Changelog | October, 2024
New Models Added to OpenRouter Integration
October 11th, 2024
We now have the addition of 8 new models integrated into Vellum via our OpenRouter integration:
- Magnum v2 72B - A powerful model designed to achieve prose quality similar to Claude 3 models.
- Nous: Hermes 3 405B Instruct - A frontier-level, full-parameter finetune of the Llama-3.1 405B foundation model.
- NousResearch: Hermes 2 Pro - Llama-3 8B - An upgraded version of Nous Hermes 2 with improved capabilities.
- Nous: Hermes 3 405B Instruct (extended) - An extended context version of Hermes 3 405B Instruct.
- Goliath 120B - A large LLM created by combining two fine-tuned Llama 70B models.
- Dolphin 2.9.2 Mixtral 8x22B - An uncensored model designed for instruction following, conversation, and coding.
- Anthropic: Claude 3.5 Sonnet (self-moderated) - A faster, self-moderated endpoint of Claude 3.5 Sonnet.
- Liquid: LFM 40B MoE - A 40.3B Mixture of Experts (MoE) model for general-purpose AI tasks.
These new models offer a wide range of capabilities, from improved prose quality and instruction following to extended context lengths and specialized tasks like coding. Users can now leverage these models in their Vellum projects, expanding the possibilities for AI-powered applications.
Workflow Edge Type Improvements
October 10th, 2024
In the past, it could be quite difficult to achieve a perfectly straight line between two Nodes in a Workflow with the “smooth-step” edge type, but those days are behind us, friends.
You’ll now see that your edges will automagically snap into straight-line connectors whenever they’re close-to-horizontal.
AutoLayout and AutoConnect for Workflows
October 10th, 2024
Two exciting new features have been added to Workflows — AutoLayout and AutoConnect.
AutoLayout allows you to instantly organize your workflow via algorithm, making it easier than ever to tame even the most-unruly of Workflows.
AutoConnect will automatically connect any unconnected Nodes in your Workflow by creating edges from left to right (more-or-less).
Both of these features are accessible via new buttons in the bottom left toolbar in your Workflow Sandboxes.
In the event that you only want to use AutoConnect or AutoLayout on a specific subset of Nodes, simply drag to select and you’ll see a new temporary toolbar that allows you to do just that.
Reorder Entities in Evaluation Reports
October 9th, 2024
You can now reorder entities in the Evaluation Report table. Simply select the “Reorder” option in the entity column’s menu to adjust the order to your preference.
Online Evaluations for Workflow and Prompt Deployments
October 3rd, 2024
We’re excited to announce the launch of Online Evaluations for Workflow and Prompt Deployments! This new feature allows you to configure Metrics for your Deployments to be evaluated in real-time as they’re executed. Key highlights include:
- Continuous Assessment: Automatically evaluate the quality of your deployed LLM applications as they handle live requests.
- Flexible Configuration: Set up multiple Metrics to assess different aspects of your Deployment’s performance.
- Easy Access to Results: View evaluation results directly in the execution details of your Deployments.
It works by configuring Metrics for your Workflow or Prompt Deployment in the new “Metrics” tab.
Once configured, every execution of your Deployment will be evaluated against these Metrics. You can then view the results alongside the execution details.
For more details on how to get started with Online Evaluations, check out our help documentation.

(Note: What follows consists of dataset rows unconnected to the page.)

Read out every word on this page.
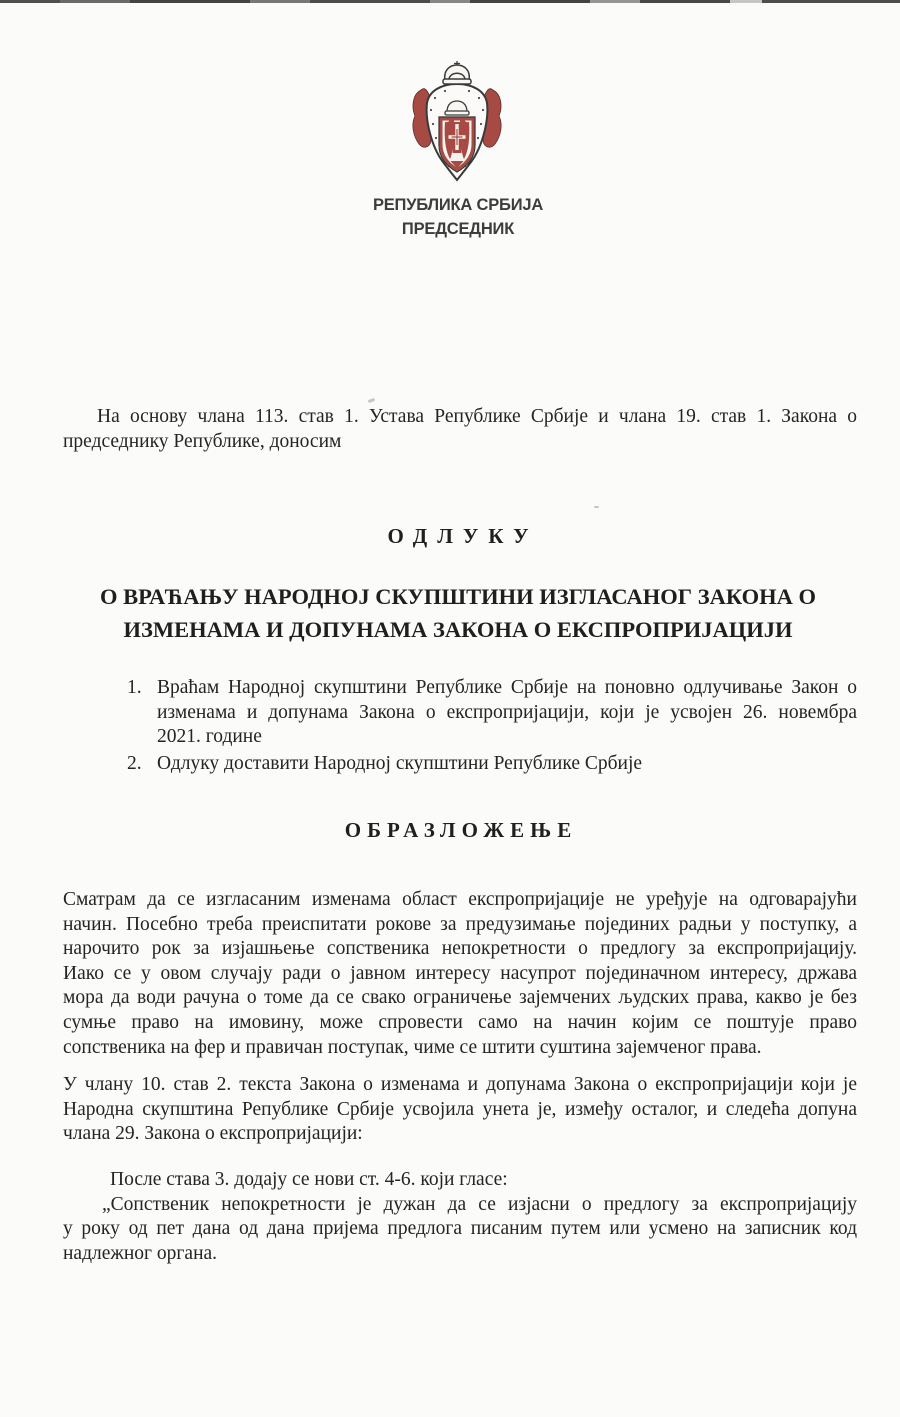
РЕПУБЛИКА СРБИЈА
ПРЕДСЕДНИК
На основу члана 113. став 1. Устава Републике Србије и члана 19. став 1. Закона о
председнику Републике, доносим
ОДЛУКУ
О ВРАЋАЊУ НАРОДНОЈ СКУПШТИНИ ИЗГЛАСАНОГ ЗАКОНА О
ИЗМЕНАМА И ДОПУНАМА ЗАКОНА О ЕКСПРОПРИЈАЦИЈИ
1. Враћам Народној скупштини Републике Србије на поновно одлучивање Закон о
изменама и допунама Закона о експропријацији, који је усвојен 26. новембра
2021. године
2. Одлуку доставити Народној скупштини Републике Србије
ОБРАЗЛОЖЕЊЕ
Сматрам да се изгласаним изменама област експропријације не уређује на одговарајући
начин. Посебно треба преиспитати рокове за предузимање појединих радњи у поступку, а
нарочито рок за изјашњење сопственика непокретности о предлогу за експропријацију.
Иако се у овом случају ради о јавном интересу насупрот појединачном интересу, држава
мора да води рачуна о томе да се свако ограничење зајемчених људских права, какво је без
сумње право на имовину, може спровести само на начин којим се поштује право
сопственика на фер и правичан поступак, чиме се штити суштина зајемченог права.
У члану 10. став 2. текста Закона о изменама и допунама Закона о експропријацији који је
Народна скупштина Републике Србије усвојила унета је, између осталог, и следећа допуна
члана 29. Закона о експропријацији:
После става 3. додају се нови ст. 4-6. који гласе:
„Сопственик непокретности је дужан да се изјасни о предлогу за експропријацију
у року од пет дана од дана пријема предлога писаним путем или усмено на записник код
надлежног органа.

OpenRouter Model Hosting + WizardLM-2 8x22B
October 2nd, 2024
October 2nd, 2024
We’ve added OpenRouter as a new model host in Vellum! OpenRouter provides access to a wide range of AI models through a single API, expanding the options of models available to our users.
As part of our new OpenRouter integration, we’re pleased to introduce the WizardLM-2 8x22B model to our platform. WizardLM-2 8x22B is known for its strong performance across various natural language processing tasks and is now available for use in your Vellum projects.
Prompt Caching Support for OpenAI
October 2nd, 2024
Today OpenAI introduced Prompt Caching for GPT-4o and o1 models. Subsequent invocations of the same prompt will produce outputs with lower latency and up to 50% reduced costs.
To follow this, we’ve begun capturing cache tokens in Vellum’s monitoring layer. With this update, you’ll now see the number of Prompt Cache Tokens used by a Prompt Deployment’s executions if it’s backed by an OpenAI model. This new monitoring data can be used to help analyze your cache hit rate with OpenAI and optimize your LLM spend.